Avec lui, l’homme revêtant la tunique dorée en face de l’Arc de Triomphe doit posséder un panel de qualités absolument complet. Capable de suffisamment frotter pour résister aux bordures des étapes exposées aux vents, doté d’une bonne dose d’explosivité pour briller dans les fins d’étapes vallonées, en mesure de résister à la raréfaction de l’oxygène en altitude et à l’usure des longs cols, magistral en contre-la-monde, il doit frôler l’eugénisme pour venir à bout d’un parcours aux milles et uns traquenards. Innovant chaque année, Thierry Gouvenou a déjà apporté beaucoup de nouveauté à une Grande Boucle vieillissante et souvent cadenassée. Depuis 2014, les agréables découvertes n’ont pas manqué ! Des vastes plaines à découvert des Pays-Bas aux routes piégeuses des environs d’Agen, des pierres du Plateau des Glières à la rampe finale non goudronnée de la Planche des Belles Filles, du Mont du Chat à l’Altiport de Peyragudes, chaque édition est entrée dans une part d’inconnu, avec toute l’excitation qu’elle engendre. Du côté des règles de courses, il est également l’instigateur des points bonus, positionné soigneusement à des points stratégiques tout au long des trois semaines de courses, afin de récompenser les attaquants et de catalyser les offensives en première semaine, où le maillot jaune ne tient parfois qu’à une poignée de secondes.
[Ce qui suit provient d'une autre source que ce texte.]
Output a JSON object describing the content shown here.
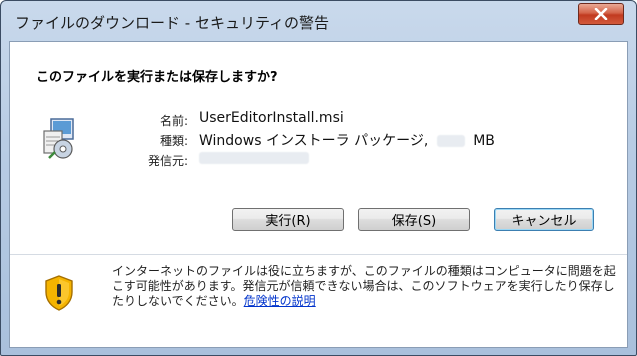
{
  "window": {
    "title": "ファイルのダウンロード - セキュリティの警告",
    "close_label": "X"
  },
  "dialog": {
    "question": "このファイルを実行または保存しますか?",
    "fields": {
      "name_label": "名前:",
      "name_value": "UserEditorInstall.msi",
      "type_label": "種類:",
      "type_value": "Windows インストーラ パッケージ,",
      "size_unit": "MB",
      "from_label": "発信元:"
    },
    "buttons": {
      "run": "実行(R)",
      "save": "保存(S)",
      "cancel": "キャンセル"
    },
    "warning": {
      "text": "インターネットのファイルは役に立ちますが、このファイルの種類はコンピュータに問題を起こす可能性があります。発信元が信頼できない場合は、このソフトウェアを実行したり保存したりしないでください。",
      "link": "危険性の説明"
    }
  },
  "colors": {
    "link": "#0033cc",
    "close_button": "#c13a20",
    "shield": "#f5b400"
  },
  "icons": {
    "file": "installer-package-icon",
    "warning": "shield-warning-icon",
    "close": "close-x-icon"
  }
}
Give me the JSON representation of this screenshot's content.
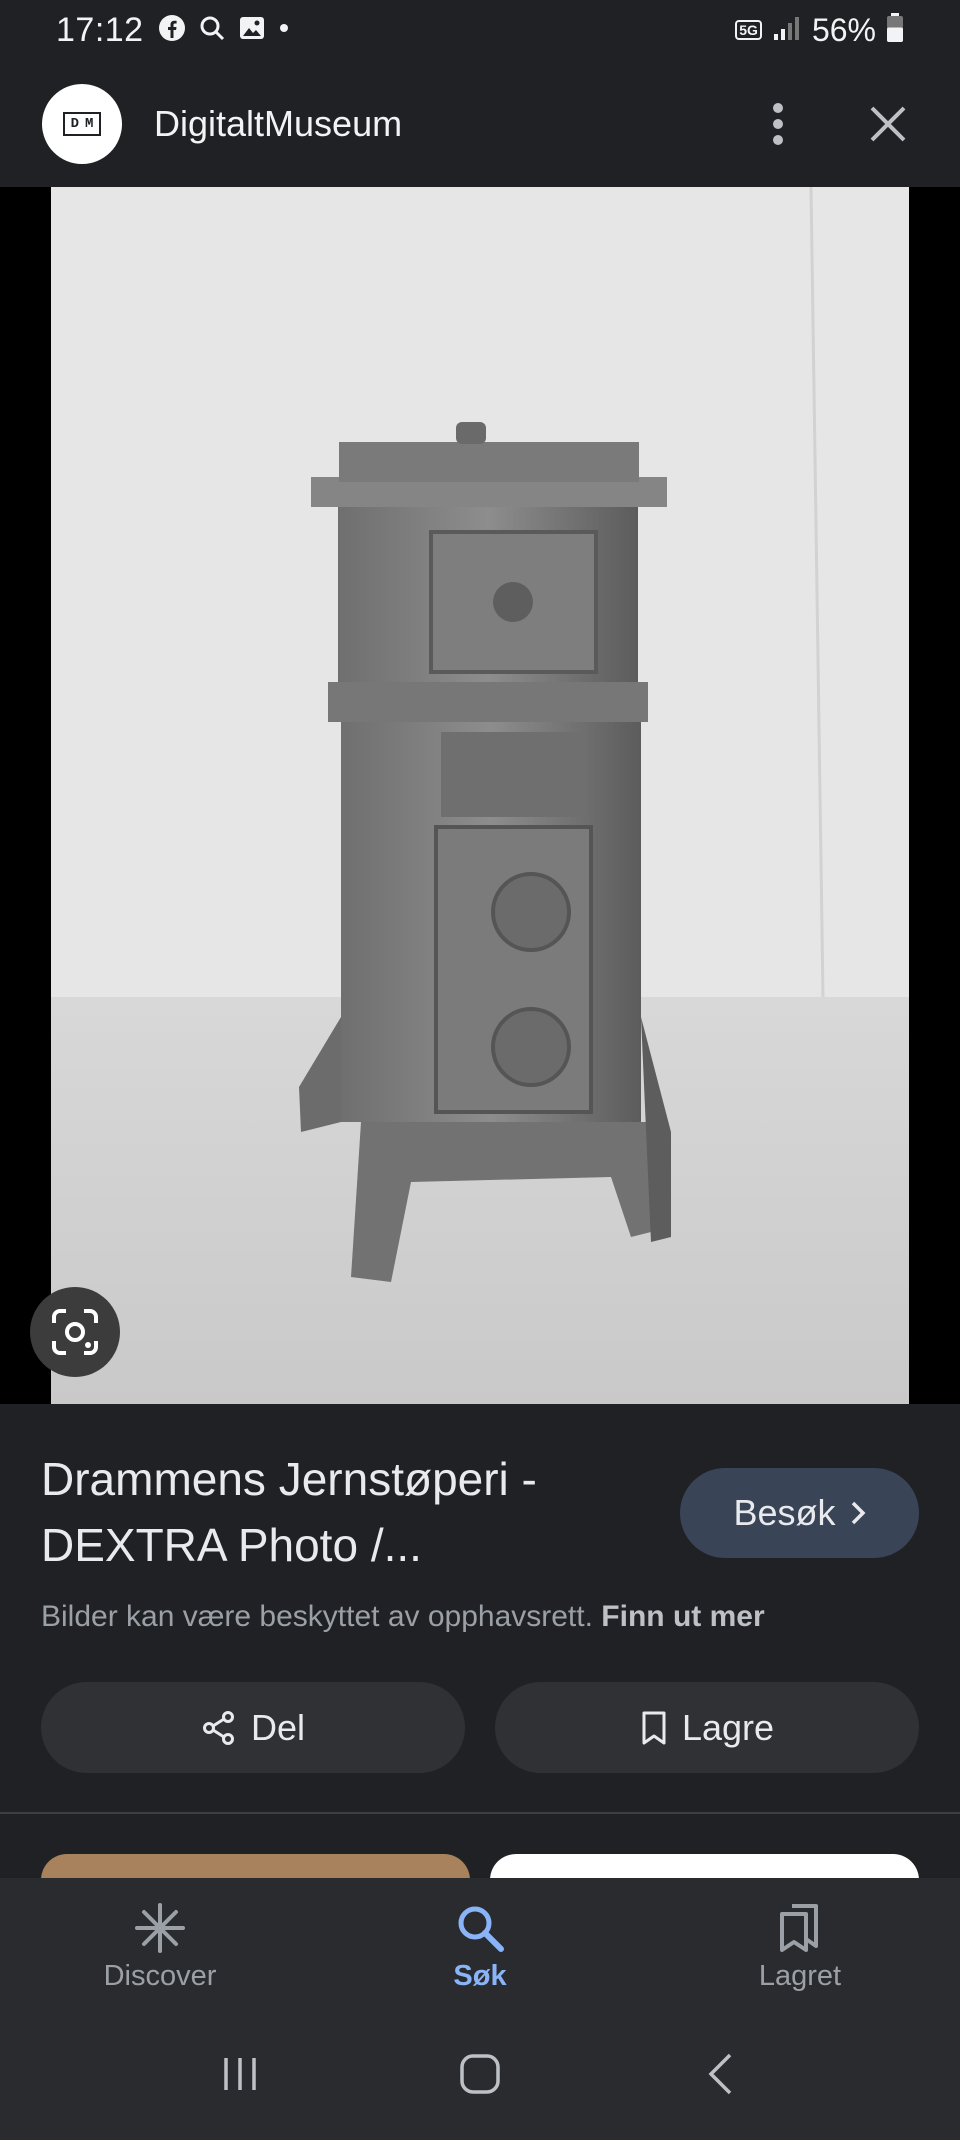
{
  "status_bar": {
    "time": "17:12",
    "network": "5G",
    "battery_percent": "56%",
    "battery_level": 0.56
  },
  "app_bar": {
    "logo_letters": [
      "D",
      "M"
    ],
    "site_name": "DigitaltMuseum"
  },
  "result": {
    "title": "Drammens Jernstøperi - DEXTRA Photo /...",
    "visit_label": "Besøk",
    "copyright_text": "Bilder kan være beskyttet av opphavsrett.",
    "learn_more": "Finn ut mer",
    "share_label": "Del",
    "save_label": "Lagre"
  },
  "bottom_nav": {
    "items": [
      {
        "label": "Discover",
        "icon": "asterisk-icon",
        "active": false
      },
      {
        "label": "Søk",
        "icon": "search-icon",
        "active": true
      },
      {
        "label": "Lagret",
        "icon": "bookmarks-icon",
        "active": false
      }
    ]
  },
  "colors": {
    "background": "#202124",
    "accent": "#8ab4f8",
    "visit_button": "#394457",
    "action_button": "#303134"
  }
}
A ce titre, l’édition 2020 de la Ronde de Juillet contiendra elle aussi son lot de surprises et de nouveautés, de l’arrivée au Mont Aigoual à la montée inédite du col de la Loze en passant par le contre-la-montre sur les pentes de la Planche des Belles Filles à la veille des Champs-Elysées.Les pentes abruptes du col de la LozeLes pentes abruptes du col de la Loze | © TDF

Surtout, depuis son accession à la direction de course en 2014, Thierry Gouvenou est l’homme qui casse les codes, à l’aide de la complicité de Christian Prudhomme. Alors que la Grande Boucle est longtemps restée sans bonifications, certaines étapes offrent désormais jusqu’à 18 secondes à gratter aux coureurs. Alors que l’alternance de l’ordre Pyrénées – Alpes était bien enracinée, celle-ci n’est aujourd’hui plus respectée. Alors que la différence se faisait toujours dans les deux massifs majeurs du territoire, la moyenne montagne est aujourd’hui un secteur stratégique, et la 107e édition s’en fera l’étendard avec la visite de l’arrière-pays niçois, de l’Auvergne, du Jura et des Vosges.

Bref, s’il faut évidemment bien garder à l’esprit que ce sont les coureurs qui font la course et qui restent maîtres de son animation, Thierry Gouvenou n’est toutefois pas étranger au surplus d’action que connaît la Grande Boucle depuis quelques années. Et avec l’émergence d’une nouvelle génération de coureurs à panache, de Julian Alaphilippe à Mathieu Van der Poel en passant par Tadej Pogacar, le normand trouve là de formidables artificiers pour faire briller de mille feux son magnifique spectacle de juillet !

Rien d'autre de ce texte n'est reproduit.